Visi adalah suatu gambaran yang menantang tentang suatu keadaan masa depan, berisikan cita dan citra yang ingin diwujudkan oleh suatu institusi. Sedangkan Misi adalah sesuatu yang harus diemban atau dilaksanakan oleh suatu institusi sesuai visi yang ditetapkan agar tujuan lembaga dapat terlaksana dan berhasil dengan baik.

Visi dan misi Mahkamah Agung dan kebijakan pimpinan selalu menjadi landasan berpijak dan arah kebijakan Pengadilan Agama Mojokerto. Visi dan Misi Mahkamah Agung dijabarkan  dalam visi dan misi Pengadilan Agama Mojokerto, sesuai dengan tugas pokok dan fungsi yang diembannya.

Visi Mahkamah Agung RI adalah “Terwujudnya Badan Peradilan Indonesia Yang Agung”.

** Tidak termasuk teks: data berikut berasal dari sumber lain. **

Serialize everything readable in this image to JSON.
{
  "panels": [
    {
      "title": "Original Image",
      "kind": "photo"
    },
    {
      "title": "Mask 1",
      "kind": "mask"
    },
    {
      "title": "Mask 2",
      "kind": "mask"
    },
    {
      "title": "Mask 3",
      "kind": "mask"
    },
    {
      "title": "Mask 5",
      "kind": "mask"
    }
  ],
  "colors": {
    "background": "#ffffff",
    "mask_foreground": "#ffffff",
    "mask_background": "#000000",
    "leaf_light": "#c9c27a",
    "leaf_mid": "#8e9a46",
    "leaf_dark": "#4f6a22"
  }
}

Misi Mahkamah Agung dijabarkan sebagai berikut :
1. Menjaga Kemandirian Badan Peradilan.
2. Memberikan Pelayanan Hukum Yang Berkeadilan Kepada Para Pencari Keadilan
3. Meningkatkan kualitas Kepemimpinan Badan Peradilan.
4. Meningkatkan Kredibelitas dan Transparansi Badan Peradilan.

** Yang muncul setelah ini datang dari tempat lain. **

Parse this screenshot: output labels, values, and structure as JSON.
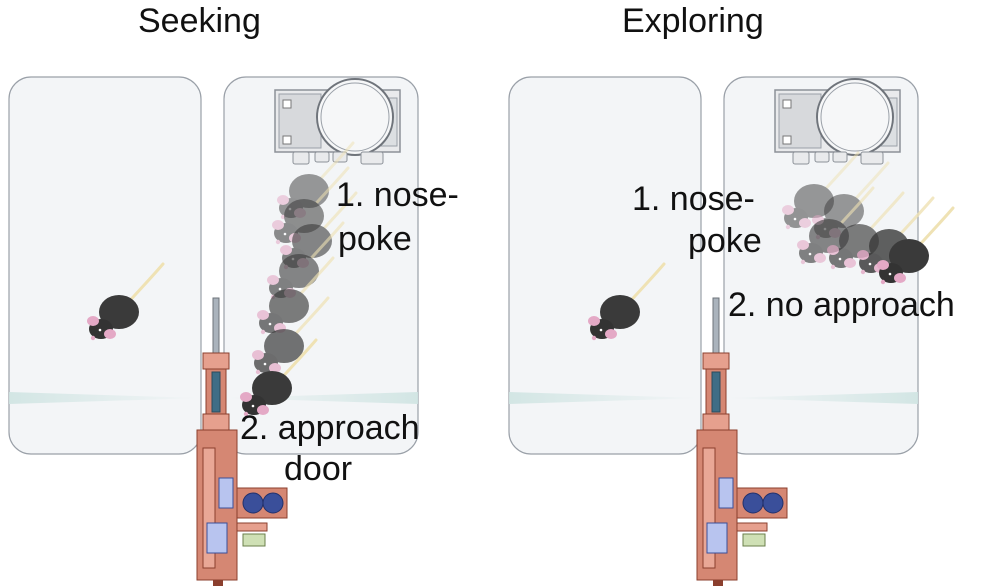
{
  "panels": [
    {
      "title": "Seeking",
      "label1": [
        "1. nose-",
        "poke"
      ],
      "label2": [
        "2. approach",
        "door"
      ]
    },
    {
      "title": "Exploring",
      "label1": [
        "1. nose-",
        "poke"
      ],
      "label2": [
        "2. no approach"
      ]
    }
  ],
  "colors": {
    "chamber_fill": "#f3f5f7",
    "chamber_stroke": "#9aa0a8",
    "light_beam": "#cfe4e2",
    "door_frame": "#d58773",
    "motor_blue": "#3a4f9a",
    "mouse_body": "#333333",
    "mouse_ear": "#e4a9c6",
    "tail": "#efe2b4"
  },
  "icons": [
    "nose-poke-device-icon",
    "mouse-icon",
    "door-mechanism-icon"
  ]
}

Pengadilan Agama Mojokerto sebagai Pengadilan dibawah naungan Mahkamah Agung RI memiliki komitmen dan kewajiban yang sama untuk mengusung terwujudnya peradilan yang baik dan benar serta dicintai masyarakat. Atas dasar itu maka Pengadilan Agama Mojokerto telah menjabarkan visi dan misi tersebut dalam visi dan misi Pengadilan Agama Mojokerto, yaitu :

Visi Pengadilan Agama Mojokerto adalah :

Mewujudkan supremasi hukum yang bersih, berwibawa dan berkeadilan demi terwujudnya Badan Peradilan Indonesia yang Agung.

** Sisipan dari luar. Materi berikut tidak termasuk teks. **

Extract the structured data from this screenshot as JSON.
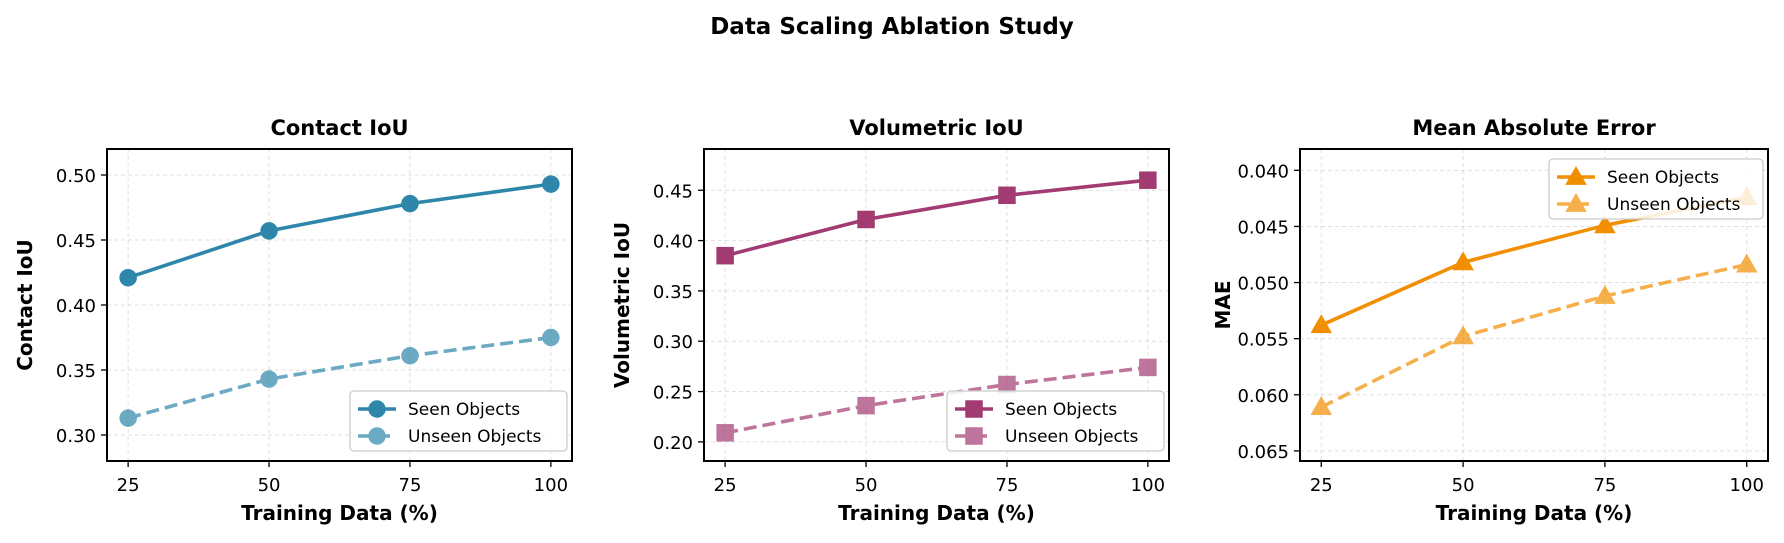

Hal ini mengandung makna bahwa Pengadilan Agama Mojokerto siap bersama-sama peradilan lainnya meningkatkan kinerja yang lebih baik demi menjaga kehormatan dan martabat serta wibawa peradilan yang didedikasikan dalam bentuk misi Pengadilan Agama Mojokerto, yaitu :
1. Mewujudkan Peradilan yang sederhana, cepat, biaya ringan dan transparansi.
2. Meningkatkan kualitas sumberdaya aparatur peradilan dalam rangka peningkatan pelayanan pada masyarakat.
3. Melaksanakan pengawasan dan pembinaan yang efektif dan efisien;
4. Melaksanakan tertib administrasi dan manajemen peradilan yang efektif dan efisien.
5. Mengupayakan tersediannya sarana dan prasarana peradilan sesuai dengan ketentuan yang berlaku.